Someone taps on the door, and my head snaps up as two officers step into the room.
“Hello again, Mr. Bromley. Hope you’re feeling better today than yesterday.”
Mei stiffens beside me, her eyes on the cops as I pull my hand away.
“I can think of a few things that would make my life a little better right now, but hey—I’m alive, so we’ll start there,” I say.
They chuckle, approaching my bed. “Mind if we ask you some follow up questions about yesterday’s events? We don’t feel likewe got a full report since you weren’t in any state to answer a bunch of questions.”
I’m really still not. It’s like my mood took a dive during surgery, and I’m trying to swim through the tension and frustration, but I’m drowning “Uh, yeah. Sure. Not going anywhere for a few hours.”

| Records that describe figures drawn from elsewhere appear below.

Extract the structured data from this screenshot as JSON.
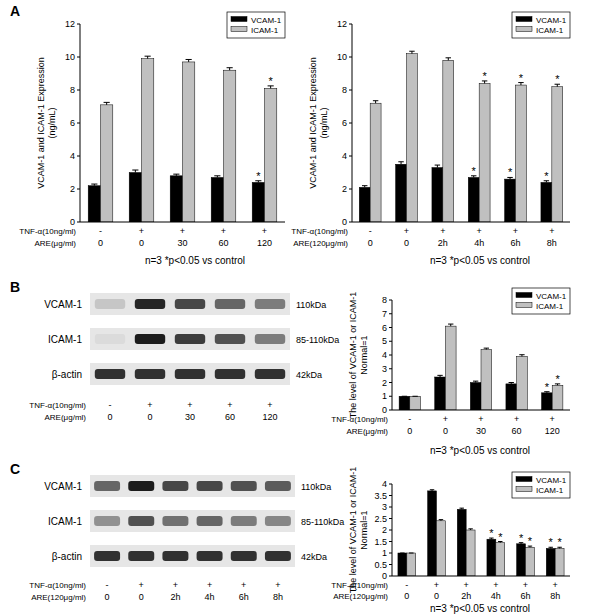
{
  "panel_labels": [
    "A",
    "B",
    "C"
  ],
  "chart_data": [
    {
      "type": "bar",
      "ylabel": [
        "VCAM-1 and ICAM-1 Expression",
        "(ng/mL)"
      ],
      "x_label_rows": [
        {
          "title": "TNF-α(10ng/ml)",
          "labels": [
            "-",
            "+",
            "+",
            "+",
            "+"
          ]
        }
      ],
      "xlabel": "ARE(μg/ml)",
      "categories": [
        "0",
        "0",
        "30",
        "60",
        "120"
      ],
      "series": [
        {
          "name": "VCAM-1",
          "color": "#000000",
          "values": [
            2.2,
            3.0,
            2.8,
            2.7,
            2.4
          ],
          "errors": [
            0.1,
            0.15,
            0.1,
            0.1,
            0.1
          ],
          "significance": [
            null,
            null,
            null,
            null,
            "*"
          ]
        },
        {
          "name": "ICAM-1",
          "color": "#c0c0c0",
          "values": [
            7.1,
            9.9,
            9.7,
            9.2,
            8.1
          ],
          "errors": [
            0.15,
            0.15,
            0.15,
            0.15,
            0.15
          ],
          "significance": [
            null,
            null,
            null,
            null,
            "*"
          ]
        }
      ],
      "ylim": [
        0,
        12
      ],
      "yticks": [
        0,
        2,
        4,
        6,
        8,
        10,
        12
      ],
      "grid": false,
      "legend": "upper right",
      "note": "n=3 *p<0.05 vs control"
    },
    {
      "type": "bar",
      "ylabel": [
        "VCAM-1 and ICAM-1 Expression",
        "(ng/mL)"
      ],
      "x_label_rows": [
        {
          "title": "TNF-α(10ng/ml)",
          "labels": [
            "-",
            "+",
            "+",
            "+",
            "+",
            "+"
          ]
        }
      ],
      "xlabel": "ARE(120μg/ml)",
      "categories": [
        "0",
        "0",
        "2h",
        "4h",
        "6h",
        "8h"
      ],
      "series": [
        {
          "name": "VCAM-1",
          "color": "#000000",
          "values": [
            2.1,
            3.5,
            3.3,
            2.7,
            2.6,
            2.4
          ],
          "errors": [
            0.1,
            0.15,
            0.15,
            0.1,
            0.1,
            0.1
          ],
          "significance": [
            null,
            null,
            null,
            "*",
            "*",
            "*"
          ]
        },
        {
          "name": "ICAM-1",
          "color": "#c0c0c0",
          "values": [
            7.2,
            10.2,
            9.8,
            8.4,
            8.3,
            8.2
          ],
          "errors": [
            0.15,
            0.15,
            0.15,
            0.15,
            0.15,
            0.15
          ],
          "significance": [
            null,
            null,
            null,
            "*",
            "*",
            "*"
          ]
        }
      ],
      "ylim": [
        0,
        12
      ],
      "yticks": [
        0,
        2,
        4,
        6,
        8,
        10,
        12
      ],
      "grid": false,
      "legend": "upper right",
      "note": "n=3 *p<0.05 vs control"
    },
    {
      "type": "bar",
      "ylabel": [
        "The level of VCAM-1 or ICAM-1",
        "Normal=1"
      ],
      "x_label_rows": [
        {
          "title": "TNF-α(10ng/ml)",
          "labels": [
            "-",
            "+",
            "+",
            "+",
            "+"
          ]
        }
      ],
      "xlabel": "ARE(μg/ml)",
      "categories": [
        "0",
        "0",
        "30",
        "60",
        "120"
      ],
      "series": [
        {
          "name": "VCAM-1",
          "color": "#000000",
          "values": [
            1,
            2.4,
            2.0,
            1.9,
            1.25
          ],
          "errors": [
            0,
            0.12,
            0.1,
            0.1,
            0.08
          ],
          "significance": [
            null,
            null,
            null,
            null,
            "*"
          ]
        },
        {
          "name": "ICAM-1",
          "color": "#c0c0c0",
          "values": [
            1,
            6.1,
            4.4,
            3.9,
            1.8
          ],
          "errors": [
            0,
            0.15,
            0.1,
            0.12,
            0.1
          ],
          "significance": [
            null,
            null,
            null,
            null,
            "*"
          ]
        }
      ],
      "ylim": [
        0,
        8
      ],
      "yticks": [
        0,
        1,
        2,
        3,
        4,
        5,
        6,
        7,
        8
      ],
      "grid": false,
      "legend": "upper right",
      "note": "n=3 *p<0.05 vs control"
    },
    {
      "type": "bar",
      "ylabel": [
        "The level of VCAM-1 or ICAM-1",
        "Normal=1"
      ],
      "x_label_rows": [
        {
          "title": "TNF-α(10ng/ml)",
          "labels": [
            "-",
            "+",
            "+",
            "+",
            "+",
            "+"
          ]
        }
      ],
      "xlabel": "ARE(120μg/ml)",
      "categories": [
        "0",
        "0",
        "2h",
        "4h",
        "6h",
        "8h"
      ],
      "series": [
        {
          "name": "VCAM-1",
          "color": "#000000",
          "values": [
            1,
            3.7,
            2.9,
            1.6,
            1.4,
            1.2
          ],
          "errors": [
            0,
            0.05,
            0.05,
            0.05,
            0.05,
            0.05
          ],
          "significance": [
            null,
            null,
            null,
            "*",
            "*",
            "*"
          ]
        },
        {
          "name": "ICAM-1",
          "color": "#c0c0c0",
          "values": [
            1,
            2.4,
            2.0,
            1.45,
            1.25,
            1.2
          ],
          "errors": [
            0,
            0.05,
            0.05,
            0.05,
            0.05,
            0.05
          ],
          "significance": [
            null,
            null,
            null,
            "*",
            "*",
            "*"
          ]
        }
      ],
      "ylim": [
        0,
        4
      ],
      "yticks": [
        0,
        0.5,
        1,
        1.5,
        2,
        2.5,
        3,
        3.5,
        4
      ],
      "grid": false,
      "legend": "upper right",
      "note": "n=3 *p<0.05 vs control"
    }
  ],
  "blots": [
    {
      "rows": [
        {
          "label": "VCAM-1",
          "size": "110kDa",
          "band_intensity": [
            0.15,
            0.9,
            0.75,
            0.6,
            0.5
          ]
        },
        {
          "label": "ICAM-1",
          "size": "85-110kDa",
          "band_intensity": [
            0.05,
            0.95,
            0.8,
            0.7,
            0.5
          ]
        },
        {
          "label": "β-actin",
          "size": "42kDa",
          "band_intensity": [
            0.85,
            0.85,
            0.85,
            0.85,
            0.85
          ]
        }
      ],
      "x_label_rows": [
        {
          "title": "TNF-α(10ng/ml)",
          "labels": [
            "-",
            "+",
            "+",
            "+",
            "+"
          ]
        },
        {
          "title": "ARE(μg/ml)",
          "labels": [
            "0",
            "0",
            "30",
            "60",
            "120"
          ]
        }
      ]
    },
    {
      "rows": [
        {
          "label": "VCAM-1",
          "size": "110kDa",
          "band_intensity": [
            0.6,
            0.95,
            0.75,
            0.75,
            0.7,
            0.65
          ]
        },
        {
          "label": "ICAM-1",
          "size": "85-110kDa",
          "band_intensity": [
            0.4,
            0.7,
            0.55,
            0.6,
            0.5,
            0.45
          ]
        },
        {
          "label": "β-actin",
          "size": "42kDa",
          "band_intensity": [
            0.85,
            0.85,
            0.85,
            0.85,
            0.85,
            0.85
          ]
        }
      ],
      "x_label_rows": [
        {
          "title": "TNF-α(10ng/ml)",
          "labels": [
            "-",
            "+",
            "+",
            "+",
            "+",
            "+"
          ]
        },
        {
          "title": "ARE(120μg/ml)",
          "labels": [
            "0",
            "0",
            "2h",
            "4h",
            "6h",
            "8h"
          ]
        }
      ]
    }
  ]
}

Mei grips the bedrail. I’m gonna have to be very careful with my answers; can’t say anything that will make them suspect Mei.
They stand at the end of my bed, so I have to talk over my brace like it’s part of the conversation.
“Are either of you connected in any way to your attacker, Mr. Bromley?” the shorter officer asks, leaning casually against the end of my hospital bed. “Any reason he would enter your apartment specifically?”
My eyes dart to Mei, who’s shaking her head. “No. No connection to him,” she says.
I swallow the inevitable bitterness that always comes before a lie. “Nope. Just the chosen one, I guess.”
The officer glances at Mei before throwing out another question. “Are you aware of any reason someone would break into your apartment?”
Mei’s response is immediate. “The only thing I can think of is that whoever lived there before us was involved with him in some way.”
I’m impressed with her quick thinking, but the officer is looking at me. “Mr. Bromley?”
“We have nothing anyone would actually want.” Minus that very battered, expensive box of tampons throwing a shiny beacon from the cupboard.
“We’re just trying to piece together why the attacker zeroed in on your apartment complex, your apartment.”
“We have the same questions,” Mei says, nodding, and the officers shift their attention to her.